Building on success in the US, the company late last year announced it was expanding abroad by taking an equity stake in a solar start-up in the Netherlands, Zonline, and giving it access to the new technology.
The new service went live in April this year. During the first three months of operation, Zonline director Roebyem Anders said, the company received more than 3000 estimate requests and sold close to 150 solar panel installations.
“We have been very successful. It has exceeded expectations,” she said. Next year, she wants to sell 1,000 installations.
The reason for choosing the Netherlands, Kennedy said, was not that orange is both the company’s and the country’s national colour, but, among other things, that electricity prices are high enough for solar to be competitive.
“We are at a tipping point,” he said. “Electricity prices across the continent dictate that solar makes sense.”

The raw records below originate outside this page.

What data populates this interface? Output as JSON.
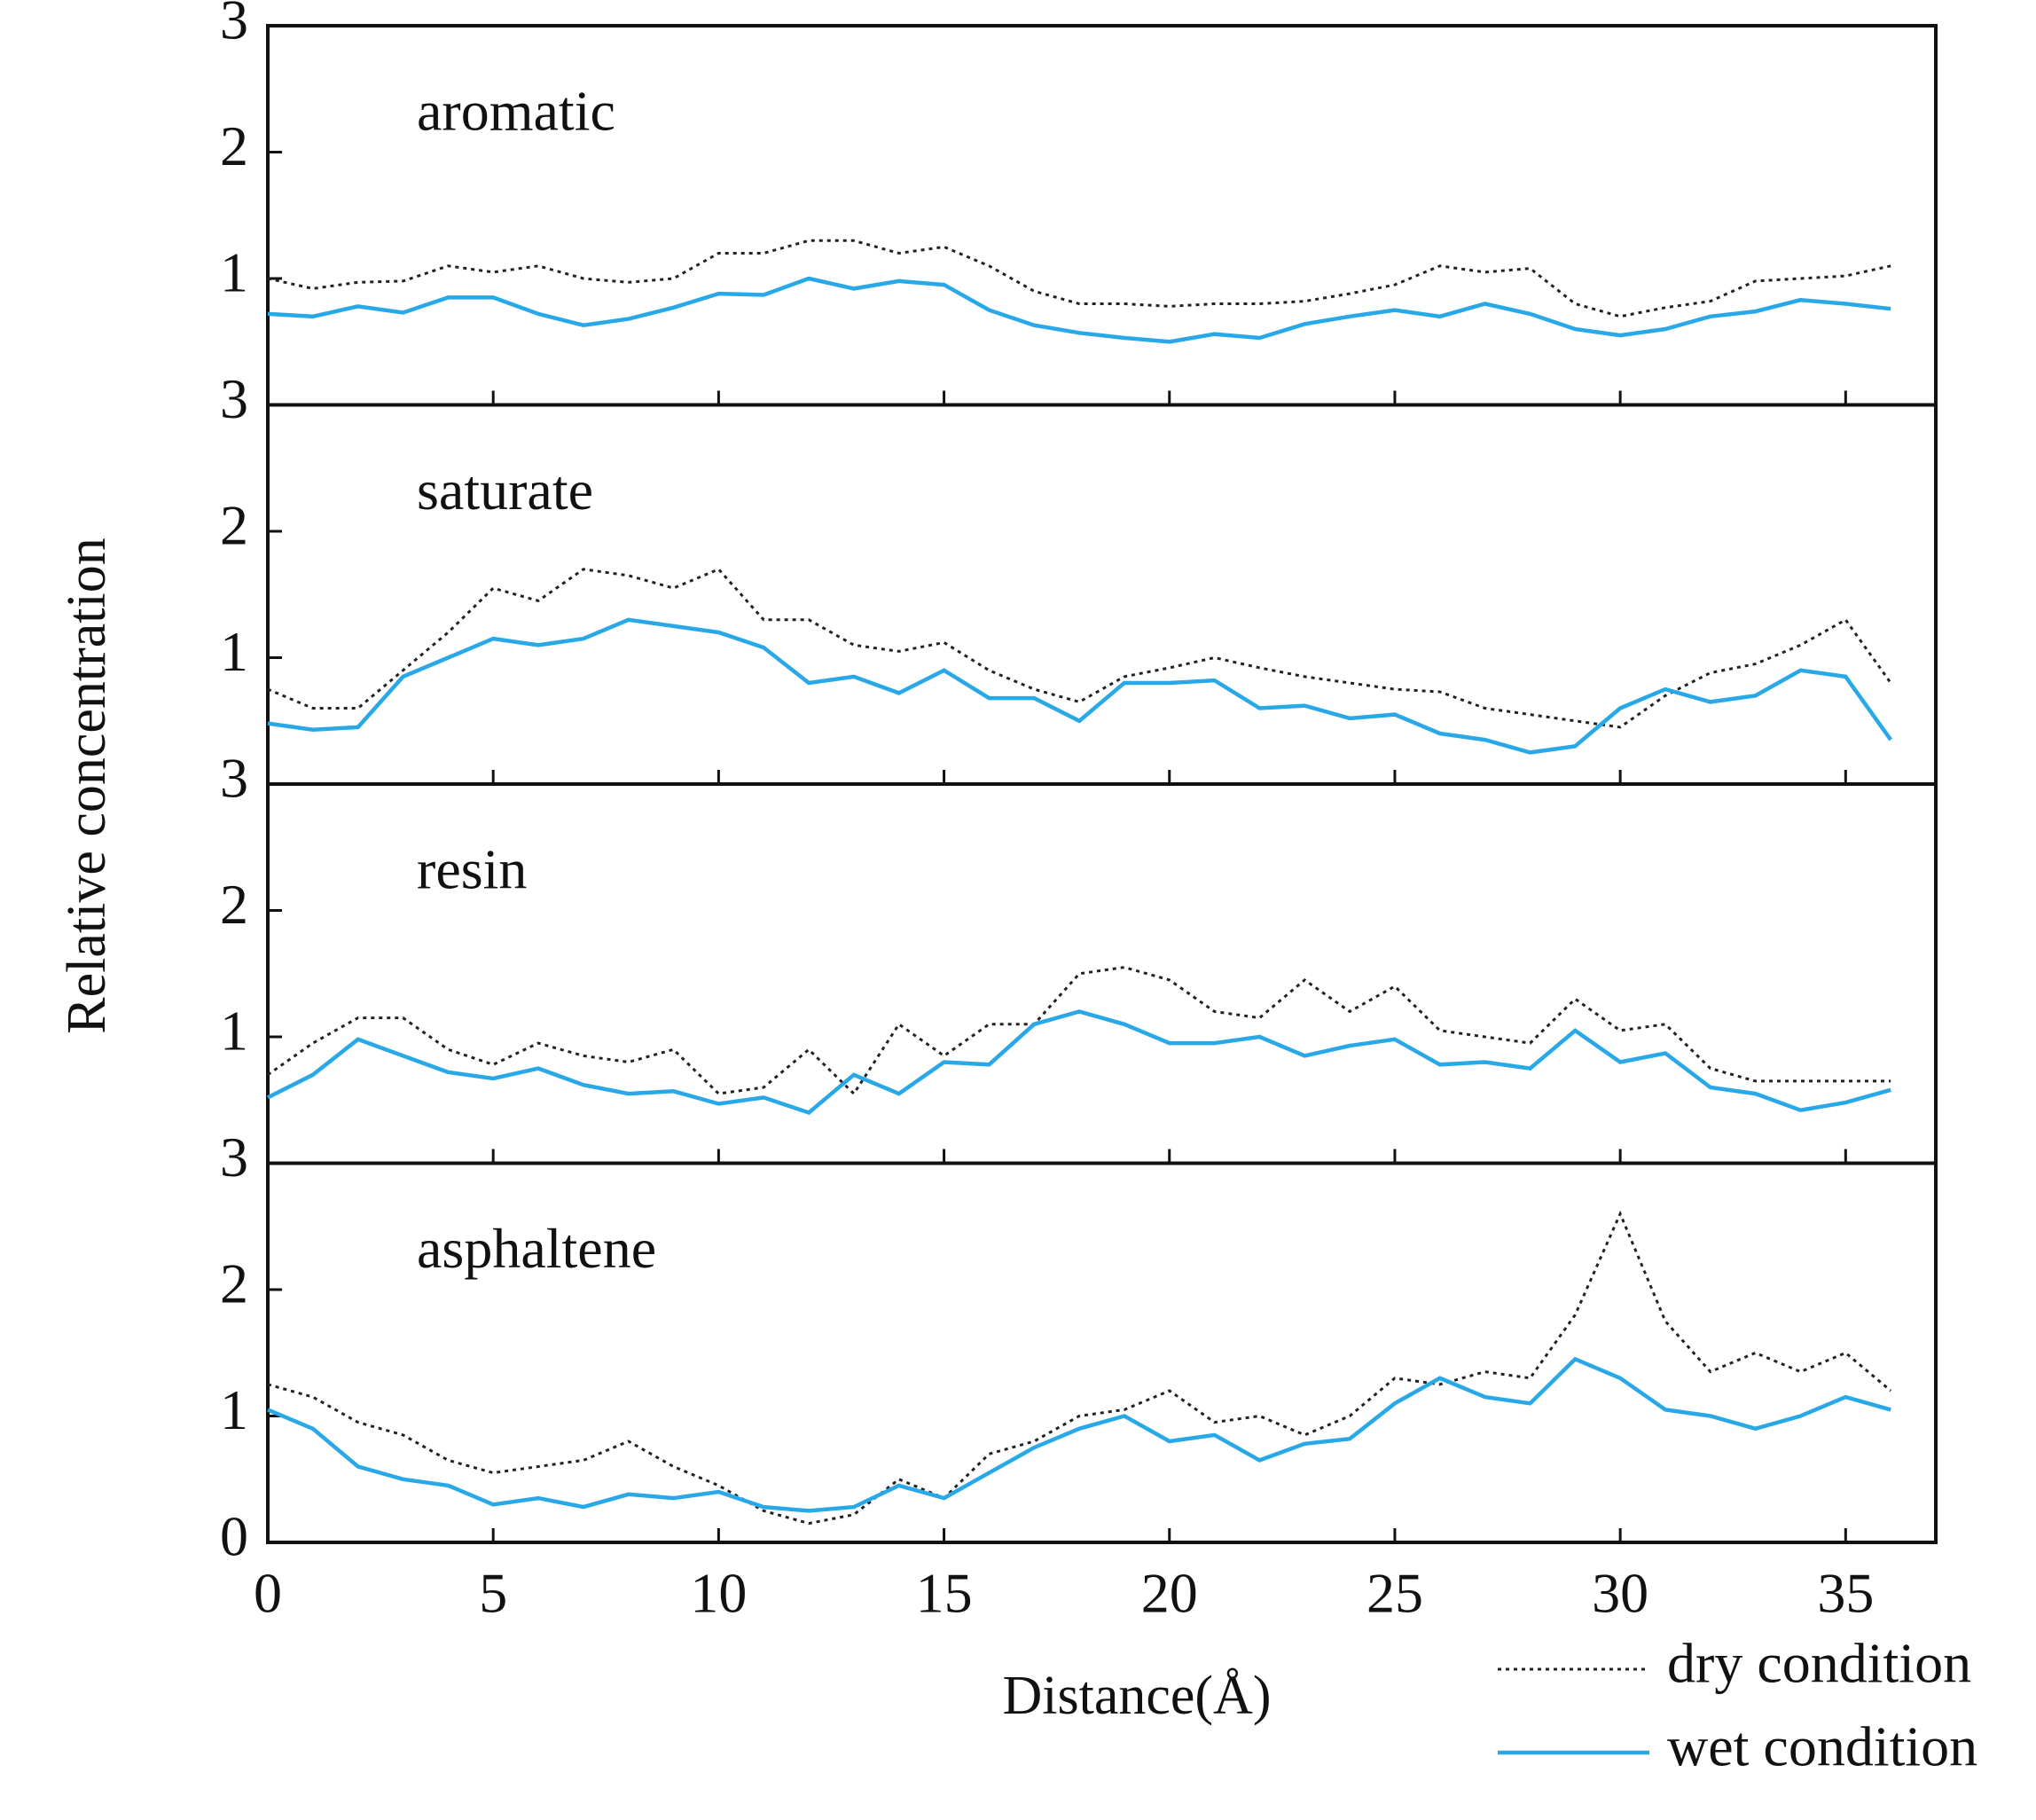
{
  "y_label": "Relative concentration",
  "x_label": "Distance(Å)",
  "chart_data": [
    {
      "type": "line",
      "annotation": "aromatic",
      "xlim": [
        0,
        37
      ],
      "ylim": [
        0,
        3
      ],
      "yticks": [
        1,
        2,
        3
      ],
      "x": [
        0,
        1,
        2,
        3,
        4,
        5,
        6,
        7,
        8,
        9,
        10,
        11,
        12,
        13,
        14,
        15,
        16,
        17,
        18,
        19,
        20,
        21,
        22,
        23,
        24,
        25,
        26,
        27,
        28,
        29,
        30,
        31,
        32,
        33,
        34,
        35,
        36
      ],
      "series": [
        {
          "color": "#222222",
          "dash": "dotted",
          "values": [
            1.0,
            0.92,
            0.97,
            0.98,
            1.1,
            1.05,
            1.1,
            1.0,
            0.97,
            1.0,
            1.2,
            1.2,
            1.3,
            1.3,
            1.2,
            1.25,
            1.1,
            0.9,
            0.8,
            0.8,
            0.78,
            0.8,
            0.8,
            0.82,
            0.88,
            0.95,
            1.1,
            1.05,
            1.08,
            0.8,
            0.7,
            0.77,
            0.82,
            0.98,
            1.0,
            1.02,
            1.1
          ]
        },
        {
          "color": "#29a8e8",
          "dash": "solid",
          "values": [
            0.72,
            0.7,
            0.78,
            0.73,
            0.85,
            0.85,
            0.72,
            0.63,
            0.68,
            0.77,
            0.88,
            0.87,
            1.0,
            0.92,
            0.98,
            0.95,
            0.75,
            0.63,
            0.57,
            0.53,
            0.5,
            0.56,
            0.53,
            0.64,
            0.7,
            0.75,
            0.7,
            0.8,
            0.72,
            0.6,
            0.55,
            0.6,
            0.7,
            0.74,
            0.83,
            0.8,
            0.76
          ]
        }
      ]
    },
    {
      "type": "line",
      "annotation": "saturate",
      "xlim": [
        0,
        37
      ],
      "ylim": [
        0,
        3
      ],
      "yticks": [
        1,
        2,
        3
      ],
      "x": [
        0,
        1,
        2,
        3,
        4,
        5,
        6,
        7,
        8,
        9,
        10,
        11,
        12,
        13,
        14,
        15,
        16,
        17,
        18,
        19,
        20,
        21,
        22,
        23,
        24,
        25,
        26,
        27,
        28,
        29,
        30,
        31,
        32,
        33,
        34,
        35,
        36
      ],
      "series": [
        {
          "color": "#222222",
          "dash": "dotted",
          "values": [
            0.75,
            0.6,
            0.6,
            0.9,
            1.2,
            1.55,
            1.45,
            1.7,
            1.65,
            1.55,
            1.7,
            1.3,
            1.3,
            1.1,
            1.05,
            1.12,
            0.9,
            0.75,
            0.65,
            0.85,
            0.92,
            1.0,
            0.92,
            0.85,
            0.8,
            0.75,
            0.73,
            0.6,
            0.55,
            0.5,
            0.45,
            0.7,
            0.88,
            0.95,
            1.1,
            1.3,
            0.8
          ]
        },
        {
          "color": "#29a8e8",
          "dash": "solid",
          "values": [
            0.48,
            0.43,
            0.45,
            0.85,
            1.0,
            1.15,
            1.1,
            1.15,
            1.3,
            1.25,
            1.2,
            1.08,
            0.8,
            0.85,
            0.72,
            0.9,
            0.68,
            0.68,
            0.5,
            0.8,
            0.8,
            0.82,
            0.6,
            0.62,
            0.52,
            0.55,
            0.4,
            0.35,
            0.25,
            0.3,
            0.6,
            0.75,
            0.65,
            0.7,
            0.9,
            0.85,
            0.35
          ]
        }
      ]
    },
    {
      "type": "line",
      "annotation": "resin",
      "xlim": [
        0,
        37
      ],
      "ylim": [
        0,
        3
      ],
      "yticks": [
        1,
        2,
        3
      ],
      "x": [
        0,
        1,
        2,
        3,
        4,
        5,
        6,
        7,
        8,
        9,
        10,
        11,
        12,
        13,
        14,
        15,
        16,
        17,
        18,
        19,
        20,
        21,
        22,
        23,
        24,
        25,
        26,
        27,
        28,
        29,
        30,
        31,
        32,
        33,
        34,
        35,
        36
      ],
      "series": [
        {
          "color": "#222222",
          "dash": "dotted",
          "values": [
            0.7,
            0.95,
            1.15,
            1.15,
            0.9,
            0.78,
            0.95,
            0.85,
            0.8,
            0.9,
            0.55,
            0.6,
            0.9,
            0.55,
            1.1,
            0.85,
            1.1,
            1.1,
            1.5,
            1.55,
            1.45,
            1.2,
            1.15,
            1.45,
            1.2,
            1.4,
            1.05,
            1.0,
            0.95,
            1.3,
            1.05,
            1.1,
            0.75,
            0.65,
            0.65,
            0.65,
            0.65
          ]
        },
        {
          "color": "#29a8e8",
          "dash": "solid",
          "values": [
            0.52,
            0.7,
            0.98,
            0.85,
            0.72,
            0.67,
            0.75,
            0.62,
            0.55,
            0.57,
            0.47,
            0.52,
            0.4,
            0.7,
            0.55,
            0.8,
            0.78,
            1.1,
            1.2,
            1.1,
            0.95,
            0.95,
            1.0,
            0.85,
            0.93,
            0.98,
            0.78,
            0.8,
            0.75,
            1.05,
            0.8,
            0.87,
            0.6,
            0.55,
            0.42,
            0.48,
            0.58
          ]
        }
      ]
    },
    {
      "type": "line",
      "annotation": "asphaltene",
      "xlim": [
        0,
        37
      ],
      "ylim": [
        0,
        3
      ],
      "yticks": [
        0,
        1,
        2,
        3
      ],
      "xticks": [
        0,
        5,
        10,
        15,
        20,
        25,
        30,
        35
      ],
      "x": [
        0,
        1,
        2,
        3,
        4,
        5,
        6,
        7,
        8,
        9,
        10,
        11,
        12,
        13,
        14,
        15,
        16,
        17,
        18,
        19,
        20,
        21,
        22,
        23,
        24,
        25,
        26,
        27,
        28,
        29,
        30,
        31,
        32,
        33,
        34,
        35,
        36
      ],
      "series": [
        {
          "name": "dry condition",
          "color": "#222222",
          "dash": "dotted",
          "values": [
            1.25,
            1.15,
            0.95,
            0.85,
            0.65,
            0.55,
            0.6,
            0.65,
            0.8,
            0.6,
            0.45,
            0.25,
            0.15,
            0.22,
            0.5,
            0.35,
            0.7,
            0.8,
            1.0,
            1.05,
            1.2,
            0.95,
            1.0,
            0.85,
            1.0,
            1.3,
            1.25,
            1.35,
            1.3,
            1.8,
            2.6,
            1.75,
            1.35,
            1.5,
            1.35,
            1.5,
            1.2
          ]
        },
        {
          "name": "wet condition",
          "color": "#29a8e8",
          "dash": "solid",
          "values": [
            1.05,
            0.9,
            0.6,
            0.5,
            0.45,
            0.3,
            0.35,
            0.28,
            0.38,
            0.35,
            0.4,
            0.28,
            0.25,
            0.28,
            0.45,
            0.35,
            0.55,
            0.75,
            0.9,
            1.0,
            0.8,
            0.85,
            0.65,
            0.78,
            0.82,
            1.1,
            1.3,
            1.15,
            1.1,
            1.45,
            1.3,
            1.05,
            1.0,
            0.9,
            1.0,
            1.15,
            1.05
          ]
        }
      ]
    }
  ]
}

Electricity prices have been rising for years, while those for solar panels have been falling. Neither trend is expected to come to a halt anytime soon, and to a growing number of home-owners the relatively big investment in a solar panel installation is looking less and less frightening.

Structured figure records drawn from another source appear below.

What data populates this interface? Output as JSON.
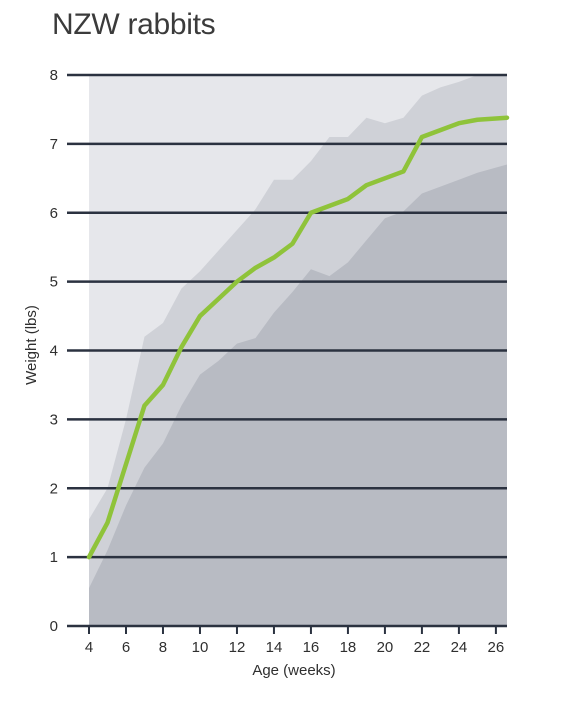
{
  "chart_data": {
    "type": "area",
    "title": "NZW rabbits",
    "xlabel": "Age (weeks)",
    "ylabel": "Weight (lbs)",
    "xlim": [
      4,
      26.6
    ],
    "ylim": [
      0,
      8
    ],
    "x_ticks": [
      4,
      6,
      8,
      10,
      12,
      14,
      16,
      18,
      20,
      22,
      24,
      26
    ],
    "y_ticks": [
      0,
      1,
      2,
      3,
      4,
      5,
      6,
      7,
      8
    ],
    "grid": "horizontal",
    "colors": {
      "background_band": "#e6e7eb",
      "upper_band": "#cfd1d7",
      "lower_band": "#b8bbc3",
      "line": "#8fc33a",
      "grid": "#2b3240"
    },
    "series": [
      {
        "role": "upper-range",
        "points": [
          [
            4,
            1.55
          ],
          [
            5,
            2.0
          ],
          [
            6,
            3.0
          ],
          [
            7,
            4.2
          ],
          [
            8,
            4.4
          ],
          [
            9,
            4.9
          ],
          [
            10,
            5.15
          ],
          [
            11,
            5.45
          ],
          [
            12,
            5.75
          ],
          [
            13,
            6.05
          ],
          [
            14,
            6.48
          ],
          [
            15,
            6.48
          ],
          [
            16,
            6.75
          ],
          [
            17,
            7.1
          ],
          [
            18,
            7.1
          ],
          [
            19,
            7.38
          ],
          [
            20,
            7.3
          ],
          [
            21,
            7.38
          ],
          [
            22,
            7.7
          ],
          [
            23,
            7.82
          ],
          [
            24,
            7.9
          ],
          [
            25,
            8.0
          ],
          [
            26.6,
            8.0
          ]
        ]
      },
      {
        "role": "lower-range",
        "points": [
          [
            4,
            0.55
          ],
          [
            5,
            1.1
          ],
          [
            6,
            1.75
          ],
          [
            7,
            2.3
          ],
          [
            8,
            2.65
          ],
          [
            9,
            3.2
          ],
          [
            10,
            3.65
          ],
          [
            11,
            3.85
          ],
          [
            12,
            4.1
          ],
          [
            13,
            4.18
          ],
          [
            14,
            4.55
          ],
          [
            15,
            4.85
          ],
          [
            16,
            5.18
          ],
          [
            17,
            5.08
          ],
          [
            18,
            5.28
          ],
          [
            19,
            5.6
          ],
          [
            20,
            5.92
          ],
          [
            21,
            6.02
          ],
          [
            22,
            6.28
          ],
          [
            23,
            6.38
          ],
          [
            24,
            6.48
          ],
          [
            25,
            6.58
          ],
          [
            26.6,
            6.7
          ]
        ]
      },
      {
        "role": "average",
        "points": [
          [
            4,
            1.0
          ],
          [
            5,
            1.5
          ],
          [
            6,
            2.35
          ],
          [
            7,
            3.2
          ],
          [
            8,
            3.5
          ],
          [
            9,
            4.05
          ],
          [
            10,
            4.5
          ],
          [
            11,
            4.75
          ],
          [
            12,
            5.0
          ],
          [
            13,
            5.2
          ],
          [
            14,
            5.35
          ],
          [
            15,
            5.55
          ],
          [
            16,
            6.0
          ],
          [
            17,
            6.1
          ],
          [
            18,
            6.2
          ],
          [
            19,
            6.4
          ],
          [
            20,
            6.5
          ],
          [
            21,
            6.6
          ],
          [
            22,
            7.1
          ],
          [
            23,
            7.2
          ],
          [
            24,
            7.3
          ],
          [
            25,
            7.35
          ],
          [
            26.6,
            7.38
          ]
        ]
      }
    ]
  }
}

According to a typical Zonline estimate, a €6,600 system of 12 solar panels on an average house in the Netherlands somewhere would save the owner almost €30,000 in electricity bills over the course of 25 years. It would provide almost three quarters of the household’s total electricity consumption.
Sungevity’s foray into the Netherlands is “something of a test”, Kennedy said, to see if it could survive in a highly competitive European market. If so, he plans to expand even further.
“We are very interested in Europe. We are looking further afield,” he said.